City Connection Review - Screenshot 1 of 2

City Connection was a moderately popular arcade game in the early '80s. The game stars you as a rather strapping young man driving around the world to paint the roads white in order to prove he's been there. Doesn't make much sense to us, but hey, whatever floats his boat!

While doing so you must watch out for cars (including police cars) and cats sitting on the road. This must take place in the future, because it doesn't make much sense: some of the roads are suspended in mid-air, and there are holes between parts of the road as well. In the first stage you will find some vertically aligned roads (3 rows wide, 4 high), but as you continue through the game the stages will get more varied and less symmetrical. You can also pick up oil cans and then fire them in order to get rid of other cars, but you can also make cars scroll off the screen to make them disappear.

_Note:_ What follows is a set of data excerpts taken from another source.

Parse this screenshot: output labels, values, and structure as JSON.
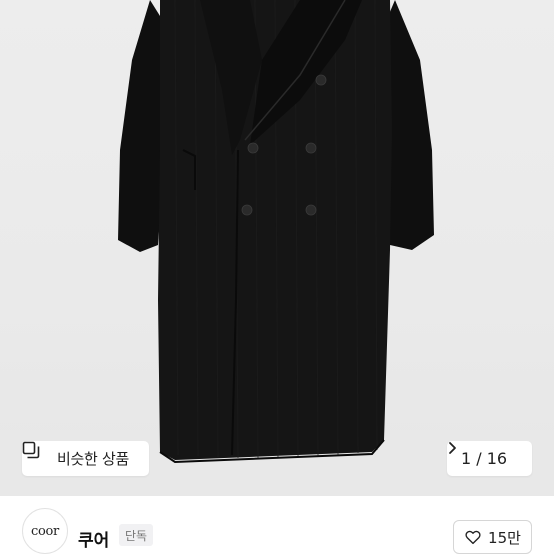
{
  "gallery": {
    "similar_button_label": "비슷한 상품",
    "page_indicator": "1 / 16",
    "current_page": 1,
    "total_pages": 16
  },
  "seller": {
    "avatar_text": "coor",
    "name": "쿠어",
    "badge": "단독"
  },
  "like": {
    "count_label": "15만"
  },
  "icons": {
    "similar": "stacked-squares-icon",
    "next": "chevron-right-icon",
    "like": "heart-outline-icon"
  },
  "colors": {
    "background": "#ebebeb",
    "coat": "#141414",
    "text": "#222222",
    "badge_bg": "#f1f1f3"
  }
}
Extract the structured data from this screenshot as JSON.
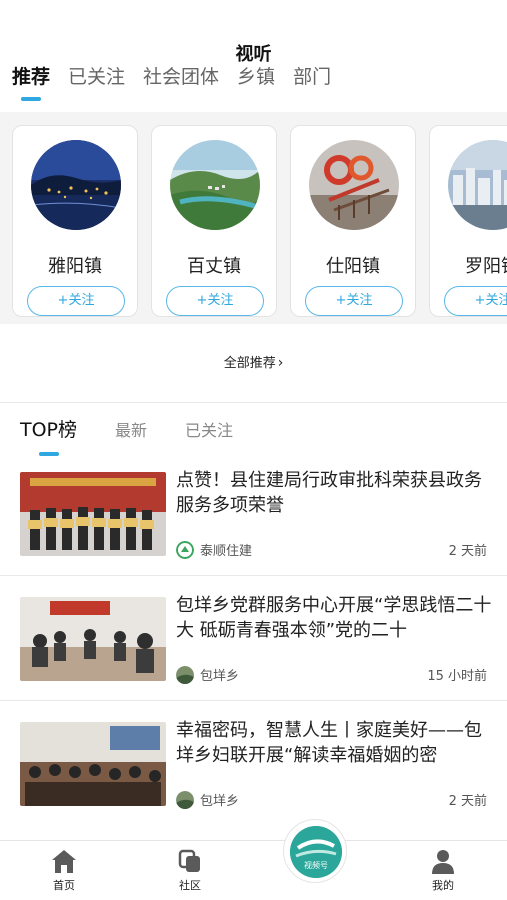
{
  "header": {
    "title": "视听"
  },
  "top_tabs": [
    {
      "label": "推荐",
      "active": true
    },
    {
      "label": "已关注",
      "active": false
    },
    {
      "label": "社会团体",
      "active": false
    },
    {
      "label": "乡镇",
      "active": false
    },
    {
      "label": "部门",
      "active": false
    }
  ],
  "recommend_cards": [
    {
      "name": "雅阳镇",
      "follow_label": "+关注"
    },
    {
      "name": "百丈镇",
      "follow_label": "+关注"
    },
    {
      "name": "仕阳镇",
      "follow_label": "+关注"
    },
    {
      "name": "罗阳镇",
      "follow_label": "+关注"
    }
  ],
  "all_recommend": {
    "label": "全部推荐"
  },
  "list_tabs": [
    {
      "label": "TOP榜",
      "active": true
    },
    {
      "label": "最新",
      "active": false
    },
    {
      "label": "已关注",
      "active": false
    }
  ],
  "news": [
    {
      "title": "点赞！县住建局行政审批科荣获县政务服务多项荣誉",
      "source": "泰顺住建",
      "time": "2 天前"
    },
    {
      "title": "包垟乡党群服务中心开展“学思践悟二十大 砥砺青春强本领”党的二十",
      "source": "包垟乡",
      "time": "15 小时前"
    },
    {
      "title": "幸福密码，智慧人生丨家庭美好——包垟乡妇联开展“解读幸福婚姻的密",
      "source": "包垟乡",
      "time": "2 天前"
    }
  ],
  "bottom_nav": {
    "home": "首页",
    "community": "社区",
    "center": "视频号",
    "mine": "我的"
  },
  "colors": {
    "accent": "#2fa7e0",
    "center_button": "#2aa79a"
  }
}
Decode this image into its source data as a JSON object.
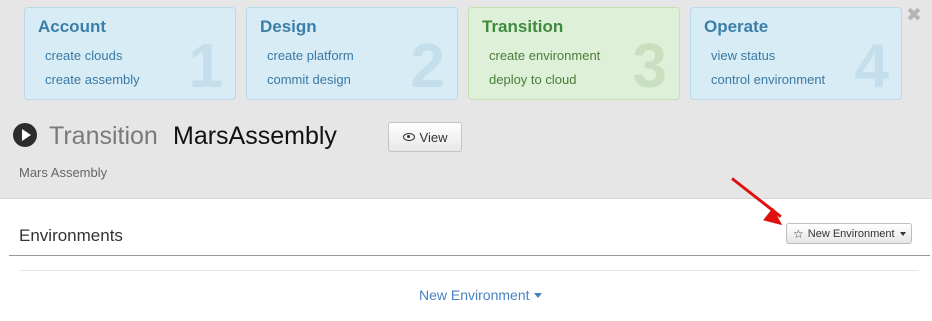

City Connection Review - Screenshot 2 of 2

The controls take a long time to get used to; you have to learn exactly when to jump to reach the higher roads, because if you jump a bit too late you'll land on the second "space" of the road, meaning you have to turn back around and drive back off in order to drive over the "space" at the edge of the platform, which will be left unpainted.

Because you are travelling across the world, the location will change constantly and provide a variety of backgrounds. Eventually you'll go right back to the beginning, though, as in most arcade games, and the levels will continue looping forever; this means it's just a matter of time until you lose all lives or just get bored.

One special mention also has to go out to the music, which is rather poor; there's part of a classic piece of music that plays after every stage, but the music in the actual stages is some of the worst you'll hear on the NES. The system had a good number of sound channels, but this game sounds like it only uses one or two!


This is a simplistic game, perhaps too much so. While nostalgia for these arcade ports on NES is understandable, this one is still well below par.